On game creators responsibilities

Here, then, we come to the fatal flaw that undermines almost all applications of this argument. Its proponents would seemingly have you believe that the games of which they speak are rhetorically neutral sandboxes, exact mirror images of some tangible objective reality. But this they are not. Even if they purport to “simulate” real events to one degree or another, they can hope to capture only a tiny sliver of their lived experience, shot through with the conscious and subconscious interests and biases of the people who make them. These last are often most clearly revealed through a game’s victory conditions, as they are in the case of Colonization. To play Colonization the “right” way — to play it as the designers intended it to be played — requires you to exploit and subjugate the people who were already in the New World millennia before your country arrived to claim it. Again, then, we’re forced to confront the fact that every example of a creative expression is a statement about its creators’ worldview, whether those creators consciously wish it to be such a thing or not. Labeling it a simulation does nothing to change this.

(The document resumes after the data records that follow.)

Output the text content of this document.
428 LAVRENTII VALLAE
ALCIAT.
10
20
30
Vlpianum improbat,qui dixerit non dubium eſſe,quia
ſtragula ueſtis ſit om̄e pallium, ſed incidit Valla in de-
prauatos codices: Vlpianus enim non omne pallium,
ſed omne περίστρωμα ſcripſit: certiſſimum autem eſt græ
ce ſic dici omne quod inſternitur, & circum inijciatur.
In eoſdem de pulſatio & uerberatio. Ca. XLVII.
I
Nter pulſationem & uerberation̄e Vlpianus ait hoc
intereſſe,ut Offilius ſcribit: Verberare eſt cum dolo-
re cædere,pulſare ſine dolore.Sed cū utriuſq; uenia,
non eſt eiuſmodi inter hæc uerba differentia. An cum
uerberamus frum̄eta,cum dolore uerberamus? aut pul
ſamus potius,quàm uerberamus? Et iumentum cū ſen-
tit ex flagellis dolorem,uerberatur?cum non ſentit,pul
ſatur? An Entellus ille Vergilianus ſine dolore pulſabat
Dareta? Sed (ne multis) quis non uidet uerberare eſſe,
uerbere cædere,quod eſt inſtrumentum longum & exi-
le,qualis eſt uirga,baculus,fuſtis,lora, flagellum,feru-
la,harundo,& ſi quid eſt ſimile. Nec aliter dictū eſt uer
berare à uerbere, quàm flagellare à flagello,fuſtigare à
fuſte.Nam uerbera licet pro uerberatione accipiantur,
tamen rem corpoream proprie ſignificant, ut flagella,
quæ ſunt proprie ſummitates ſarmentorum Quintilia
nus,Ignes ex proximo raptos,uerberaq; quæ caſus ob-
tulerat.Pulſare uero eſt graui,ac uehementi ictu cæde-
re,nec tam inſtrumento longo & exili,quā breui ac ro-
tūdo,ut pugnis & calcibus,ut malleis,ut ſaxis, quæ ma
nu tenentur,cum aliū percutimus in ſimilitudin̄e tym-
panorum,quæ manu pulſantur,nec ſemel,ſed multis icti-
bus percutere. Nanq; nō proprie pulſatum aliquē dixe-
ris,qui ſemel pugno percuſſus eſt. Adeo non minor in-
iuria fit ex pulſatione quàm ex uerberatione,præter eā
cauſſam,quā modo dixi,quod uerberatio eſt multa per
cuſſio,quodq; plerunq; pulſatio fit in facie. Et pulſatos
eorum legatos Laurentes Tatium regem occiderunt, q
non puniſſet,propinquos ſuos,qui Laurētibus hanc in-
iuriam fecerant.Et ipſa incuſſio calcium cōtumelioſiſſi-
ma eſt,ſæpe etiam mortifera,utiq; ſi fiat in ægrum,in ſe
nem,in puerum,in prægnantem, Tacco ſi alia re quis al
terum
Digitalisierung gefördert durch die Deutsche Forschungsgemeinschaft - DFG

The handling — or rather non-handling — of slavery by Colonization is an even more telling case in point. By excising slavery entirely, Colonization loses all claim to being a simulation of real history to any recognizable degree whatsoever, given how deeply intertwined the Peculiar Institution was with everything the game does deign to depict.

Jimmy Maher, at it again, being such a treat to read.

“A creative expression is a statement about its creators’ worldview”. Very powerful and very true. It is the reason why creators have to expand their knowledge, to go broad rather than deep but I digress.

Game developers still don’t do a great job at grasping consequences and outcomes. It’s not a surprise that we talk so much more about tools and new tech or production than morality, gameplay and what kind of fictional reality game developers create for their players.

Spending all kinds of energy to avoid accountability doesn’t scream maturity.